Silver Berzerker won Part 1 of the final HoH challenge. This means Barnaby and Blimp will play in Part 2, and the winner will go on to face Silver in Part 3. We’ll be playing live at 10 PM Central Wednesday night.
UPDATE: Due to this game taking a long-ass time to play (certainly my responsibility), we suspended play on Wednesday night and will be resuming at 9 PM Central Thursday night.
Part 2 of the Final HoH challenges will be a one-on-one match of Stratego. Each player will have 40 pieces on a 10×10 board; there’s two 2×2 sections in the middle of the board that are unenterable, and the other squares are all fair game. The objective of the game is to capture your opponent’s flag piece, or capture all of their movable pieces. Your pieces’ identities (relative to their locations, that is) will begin the game concealed from your opponent.
Each turn, you’ll move one of your pieces. Most pieces that move, with one exception, can move one space per turn, horizontally or vertically – no diagonals. Also, you can’t move one piece back and forth between the same two spaces on three consecutive turns. So you’ll submit your moves like we usually do on grids – “A7 to A6”, for instance. Probably intuitively, you can’t move one of your pieces to a space another of yours already occupies. If you attempt to move to a space occupied by an opposing piece, then both pieces will be revealed and the conflict will be resolved, according to the rules I’ll explain further below. Whichever piece loses the conflict will be removed, and the remaining piece will occupy (or continue to occupy) that space.
Here’s the pieces each player starts the game with:
1 Marshal – rank #1
1 General – rank #2
2 Colonels – rank #3
3 Majors – rank #4
4 Captains – rank #5
4 Lieutenants – rank #6
4 Sergeants – rank #7
5 Miners – rank #8
8 Scouts – rank #9
1 Spy – rank S
6 Bombs – rank B
1 Flag – rank F
The pieces with numbered ranks are listed here from strongest to weakest – a lower rank number always captures a higher rank number. If a piece attacks one of the same rank, both are captured.
The bombs are immobile pieces that will blow up any piece that attacks them, except the Miners – those pieces will defuse and capture a Bomb it attacks. Bombs aren’t removed from the board unless captured by a Miner.
The Scouts are the only pieces capable of moving multiple spaces in one turn (in the same manner as a rook in chess).
The Spy will capture any piece (except a Bomb) that it attacks, but will be captured by any piece that attacks it. If one Spy attacks the other, again, both are captured.
The Flag, of course, will be captured by any piece. Update: Yes, the flag is also immobile. (I knew I was forgetting something.) The player who captures the other player’s Flag, or all of the other player’s movable pieces, will win Part 2 and advance to face the winner of Part 1 in Part 3.

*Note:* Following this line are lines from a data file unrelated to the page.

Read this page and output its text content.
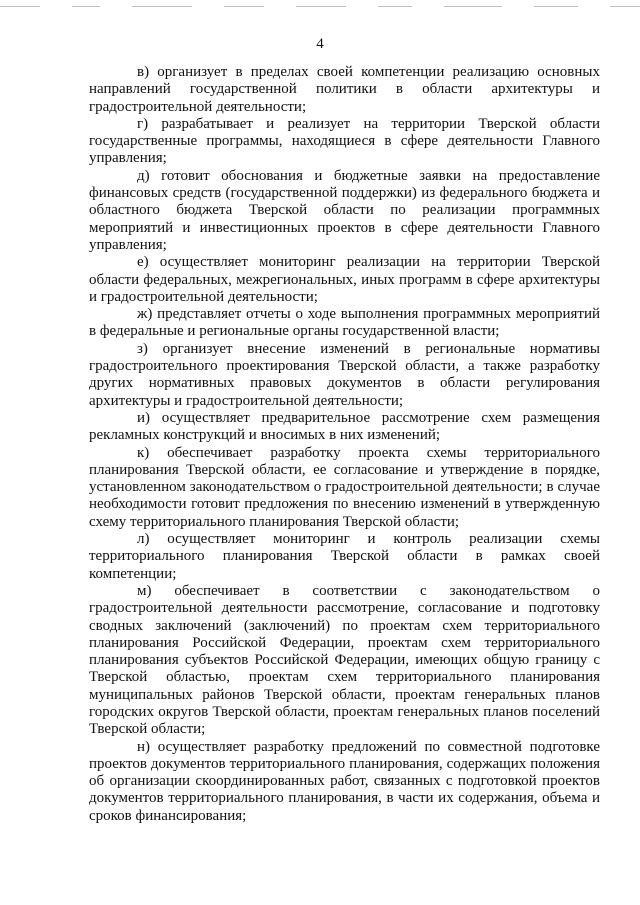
4

в) организует в пределах своей компетенции реализацию основных направлений государственной политики в области архитектуры и градостроительной деятельности;

г) разрабатывает и реализует на территории Тверской области государственные программы, находящиеся в сфере деятельности Главного управления;

д) готовит обоснования и бюджетные заявки на предоставление финансовых средств (государственной поддержки) из федерального бюджета и областного бюджета Тверской области по реализации программных мероприятий и инвестиционных проектов в сфере деятельности Главного управления;

е) осуществляет мониторинг реализации на территории Тверской области федеральных, межрегиональных, иных программ в сфере архитектуры и градостроительной деятельности;

ж) представляет отчеты о ходе выполнения программных мероприятий в федеральные и региональные органы государственной власти;

з) организует внесение изменений в региональные нормативы градостроительного проектирования Тверской области, а также разработку других нормативных правовых документов в области регулирования архитектуры и градостроительной деятельности;

и) осуществляет предварительное рассмотрение схем размещения рекламных конструкций и вносимых в них изменений;

к) обеспечивает разработку проекта схемы территориального планирования Тверской области, ее согласование и утверждение в порядке, установленном законодательством о градостроительной деятельности; в случае необходимости готовит предложения по внесению изменений в утвержденную схему территориального планирования Тверской области;

л) осуществляет мониторинг и контроль реализации схемы территориального планирования Тверской области в рамках своей компетенции;

м) обеспечивает в соответствии с законодательством о градостроительной деятельности рассмотрение, согласование и подготовку сводных заключений (заключений) по проектам схем территориального планирования Российской Федерации, проектам схем территориального планирования субъектов Российской Федерации, имеющих общую границу с Тверской областью, проектам схем территориального планирования муниципальных районов Тверской области, проектам генеральных планов городских округов Тверской области, проектам генеральных планов поселений Тверской области;

н) осуществляет разработку предложений по совместной подготовке проектов документов территориального планирования, содержащих положения об организации скоординированных работ, связанных с подготовкой проектов документов территориального планирования, в части их содержания, объема и сроков финансирования;
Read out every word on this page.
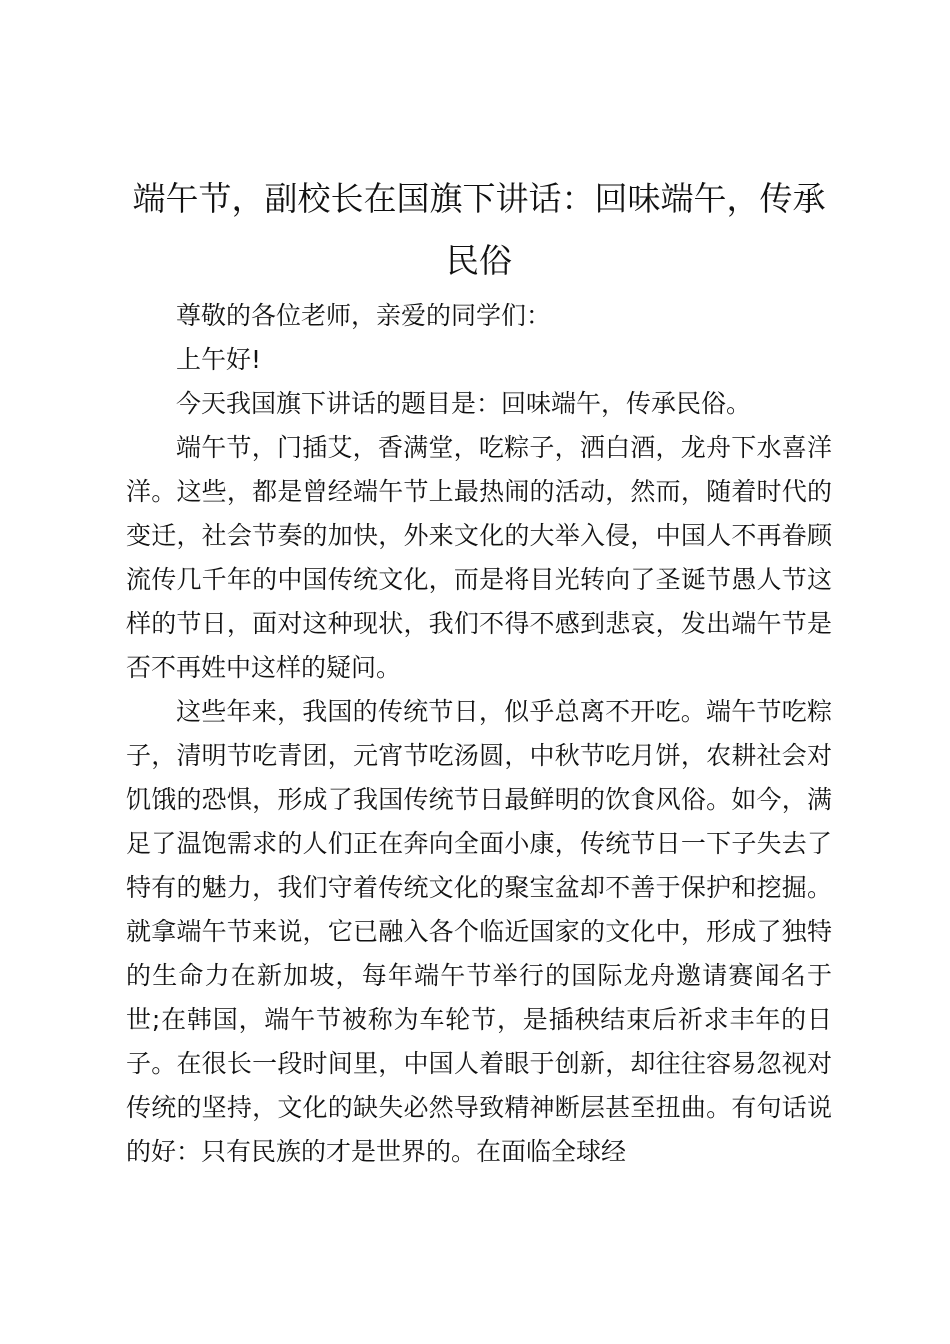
端午节，副校长在国旗下讲话：回味端午，传承民俗

尊敬的各位老师，亲爱的同学们：

上午好!

今天我国旗下讲话的题目是：回味端午，传承民俗。

端午节，门插艾，香满堂，吃粽子，洒白酒，龙舟下水喜洋洋。这些，都是曾经端午节上最热闹的活动，然而，随着时代的变迁，社会节奏的加快，外来文化的大举入侵，中国人不再眷顾流传几千年的中国传统文化，而是将目光转向了圣诞节愚人节这样的节日，面对这种现状，我们不得不感到悲哀，发出端午节是否不再姓中这样的疑问。

这些年来，我国的传统节日，似乎总离不开吃。端午节吃粽子，清明节吃青团，元宵节吃汤圆，中秋节吃月饼，农耕社会对饥饿的恐惧，形成了我国传统节日最鲜明的饮食风俗。如今，满足了温饱需求的人们正在奔向全面小康，传统节日一下子失去了特有的魅力，我们守着传统文化的聚宝盆却不善于保护和挖掘。就拿端午节来说，它已融入各个临近国家的文化中，形成了独特的生命力在新加坡，每年端午节举行的国际龙舟邀请赛闻名于世;在韩国，端午节被称为车轮节，是插秧结束后祈求丰年的日子。在很长一段时间里，中国人着眼于创新，却往往容易忽视对传统的坚持，文化的缺失必然导致精神断层甚至扭曲。有句话说的好：只有民族的才是世界的。在面临全球经
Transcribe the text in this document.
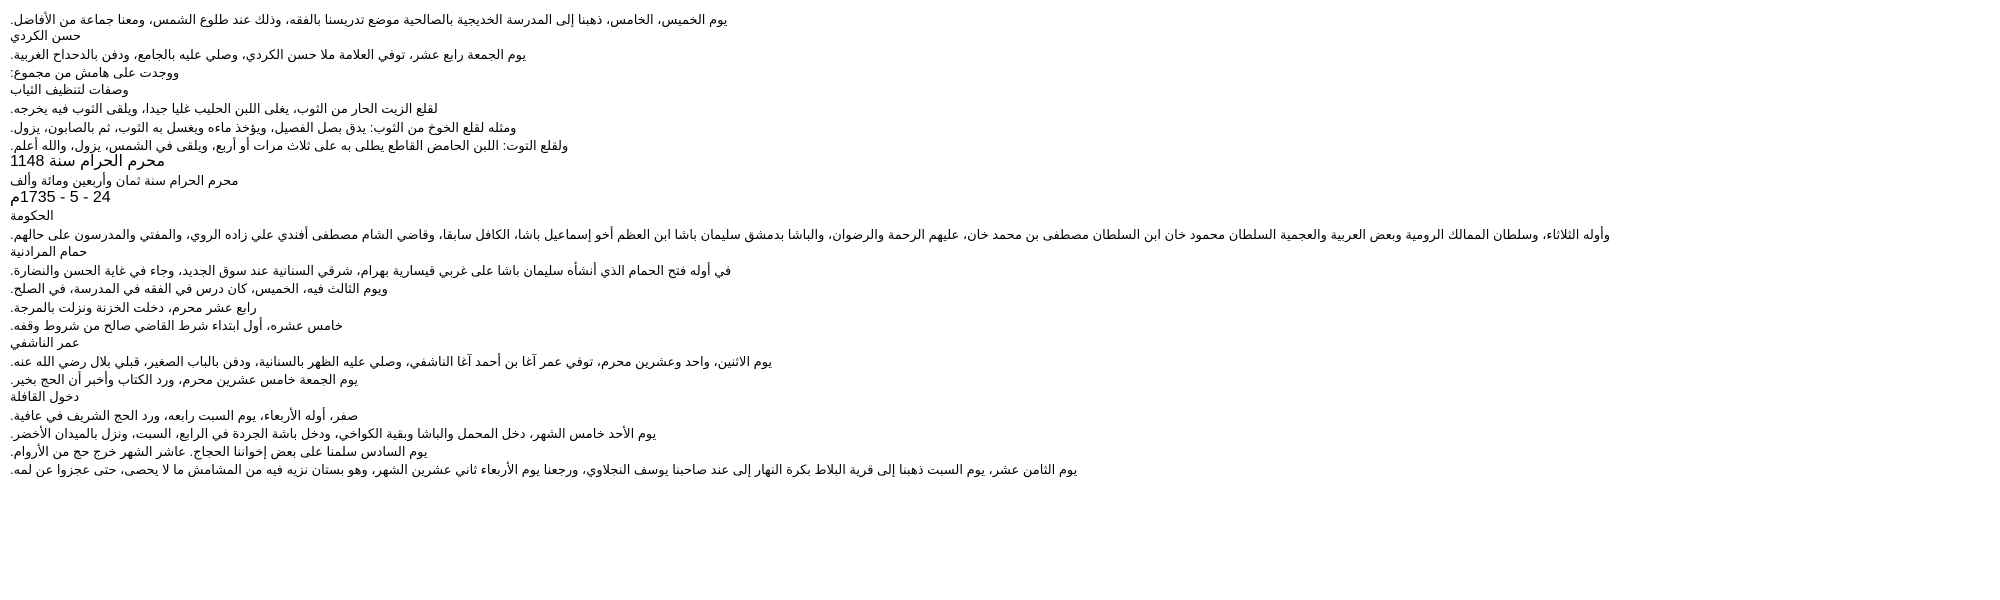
يوم الخميس، الخامس، ذهبنا إلى المدرسة الخديجية بالصالحية موضع تدريسنا بالفقه، وذلك عند طلوع الشمس، ومعنا جماعة من الأفاضل.
حسن الكردي
يوم الجمعة رابع عشر، توفي العلامة ملا حسن الكردي، وصلي عليه بالجامع، ودفن بالدحداح الغربية.
ووجدت على هامش من مجموع:
وصفات لتنظيف الثياب
لقلع الزيت الحار من الثوب، يغلى اللبن الحليب غليا جيدا، ويلقى الثوب فيه يخرجه.
ومثله لقلع الخوخ من الثوب: يدق بصل الفصيل، ويؤخذ ماءه ويغسل به الثوب، ثم بالصابون، يزول.
ولقلع التوت: اللبن الحامض القاطع يطلى به على ثلاث مرات أو أربع، ويلقى في الشمس، يزول، والله أعلم.
محرم الحرام سنة 1148
محرم الحرام سنة ثمان وأربعين ومائة وألف
24 - 5 - 1735م
الحكومة
وأوله الثلاثاء، وسلطان الممالك الرومية وبعض العربية والعجمية السلطان محمود خان ابن السلطان مصطفى بن محمد خان، عليهم الرحمة والرضوان، والباشا بدمشق سليمان باشا ابن العظم أخو إسماعيل باشا، الكافل سابقا، وقاضي الشام مصطفى أفندي علي زاده الروي، والمفتي والمدرسون على حالهم.
حمام المرادنية
في أوله فتح الحمام الذي أنشأه سليمان باشا على غربي قيسارية بهرام، شرقي السنانية عند سوق الجديد، وجاء في غاية الحسن والنضارة.
ويوم الثالث فيه، الخميس، كان درس في الفقه في المدرسة، في الصلح.
رابع عشر محرم، دخلت الخزنة ونزلت بالمرجة.
خامس عشره، أول ابتداء شرط القاضي صالح من شروط وقفه.
عمر الناشفي
يوم الاثنين، واحد وعشرين محرم، توفي عمر آغا بن أحمد آغا الناشفي، وصلي عليه الظهر بالسنانية، ودفن بالباب الصغير، قبلي بلال رضي الله عنه.
يوم الجمعة خامس عشرين محرم، ورد الكتاب وأخبر أن الحج بخير.
دخول القافلة
صفر، أوله الأربعاء، يوم السبت رابعه، ورد الحج الشريف في عافية.
يوم الأحد خامس الشهر، دخل المحمل والباشا وبقية الكواخي، ودخل باشة الجردة في الرابع، السبت، ونزل بالميدان الأخضر.
يوم السادس سلمنا على بعض إخواننا الحجاج. عاشر الشهر خرج حج من الأروام.
يوم الثامن عشر، يوم السبت ذهبنا إلى قرية البلاط بكرة النهار إلى عند صاحبنا يوسف النجلاوي، ورجعنا يوم الأربعاء ثاني عشرين الشهر، وهو بستان نزيه فيه من المشامش ما لا يحصى، حتى عجزوا عن لمه.
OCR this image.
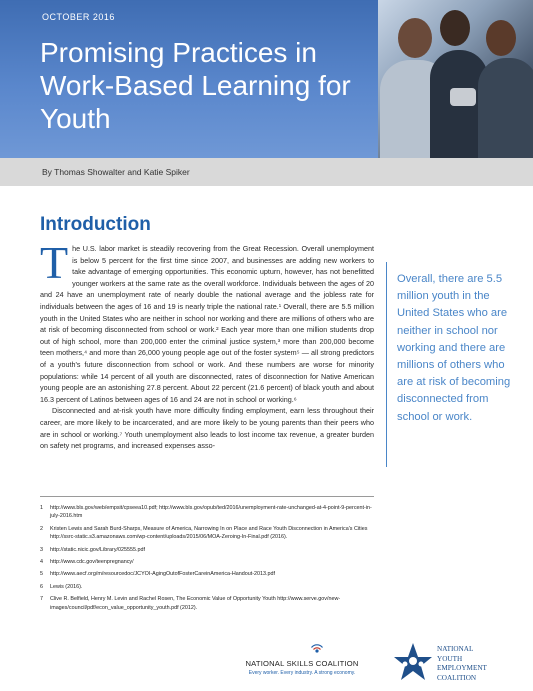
OCTOBER 2016
Promising Practices in Work-Based Learning for Youth
By Thomas Showalter and Katie Spiker
Introduction

The U.S. labor market is steadily recovering from the Great Recession. Overall unemployment is below 5 percent for the first time since 2007, and businesses are adding new workers to take advantage of emerging opportunities. This economic upturn, however, has not benefitted younger workers at the same rate as the overall workforce. Individuals between the ages of 20 and 24 have an unemployment rate of nearly double the national average and the jobless rate for individuals between the ages of 16 and 19 is nearly triple the national rate.¹ Overall, there are 5.5 million youth in the United States who are neither in school nor working and there are millions of others who are at risk of becoming disconnected from school or work.² Each year more than one million students drop out of high school, more than 200,000 enter the criminal justice system,³ more than 200,000 become teen mothers,⁴ and more than 26,000 young people age out of the foster system⁵ — all strong predictors of a youth's future disconnection from school or work. And these numbers are worse for minority populations: while 14 percent of all youth are disconnected, rates of disconnection for Native American young people are an astonishing 27.8 percent. About 22 percent (21.6 percent) of black youth and about 16.3 percent of Latinos between ages of 16 and 24 are not in school or working.⁶

Disconnected and at-risk youth have more difficulty finding employment, earn less throughout their career, are more likely to be incarcerated, and are more likely to be young parents than their peers who are in school or working.⁷ Youth unemployment also leads to lost income tax revenue, a greater burden on safety net programs, and increased expenses asso-

Overall, there are 5.5 million youth in the United States who are neither in school nor working and there are millions of others who are at risk of becoming disconnected from school or work.
1	http://www.bls.gov/web/empsit/cpseea10.pdf; http://www.bls.gov/opub/ted/2016/unemployment-rate-unchanged-at-4-point-9-percent-in-july-2016.htm
2	Kristen Lewis and Sarah Burd-Sharps, Measure of America, Narrowing In on Place and Race Youth Disconnection in America's Cities http://ssrc-static.s3.amazonaws.com/wp-content/uploads/2015/06/MOA-Zeroing-In-Final.pdf (2016).
3	http://static.nicic.gov/Library/025555.pdf
4	http://www.cdc.gov/teenpregnancy/
5	http://www.aecf.org/m/resourcedoc/JCYOI-AgingOutofFosterCareinAmerica-Handout-2013.pdf
6	Lewis (2016).
7	Clive R. Belfield, Henry M. Levin and Rachel Rosen, The Economic Value of Opportunity Youth http://www.serve.gov/new-images/council/pdf/econ_value_opportunity_youth.pdf (2012).
NATIONAL SKILLS COALITION
Every worker. Every industry. A strong economy.
NATIONAL
YOUTH
EMPLOYMENT
COALITION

Here’s the board. For each piece conflict, I’ll reveal the outcome in a manner such as this: “Player A 3 takes Player B 4.” I’ll write this on the sheet next to the board, and will only leave the latest result written out each time. Beyond that, it’s up to you to keep track of what pieces are where.
Each of you will need to send me your opening configurations for your 40 pieces before we play. As always, anyone else who wants to come watch is welcome to. And if there’s any questions (I whipped this up fast so there may be something missing) let me know.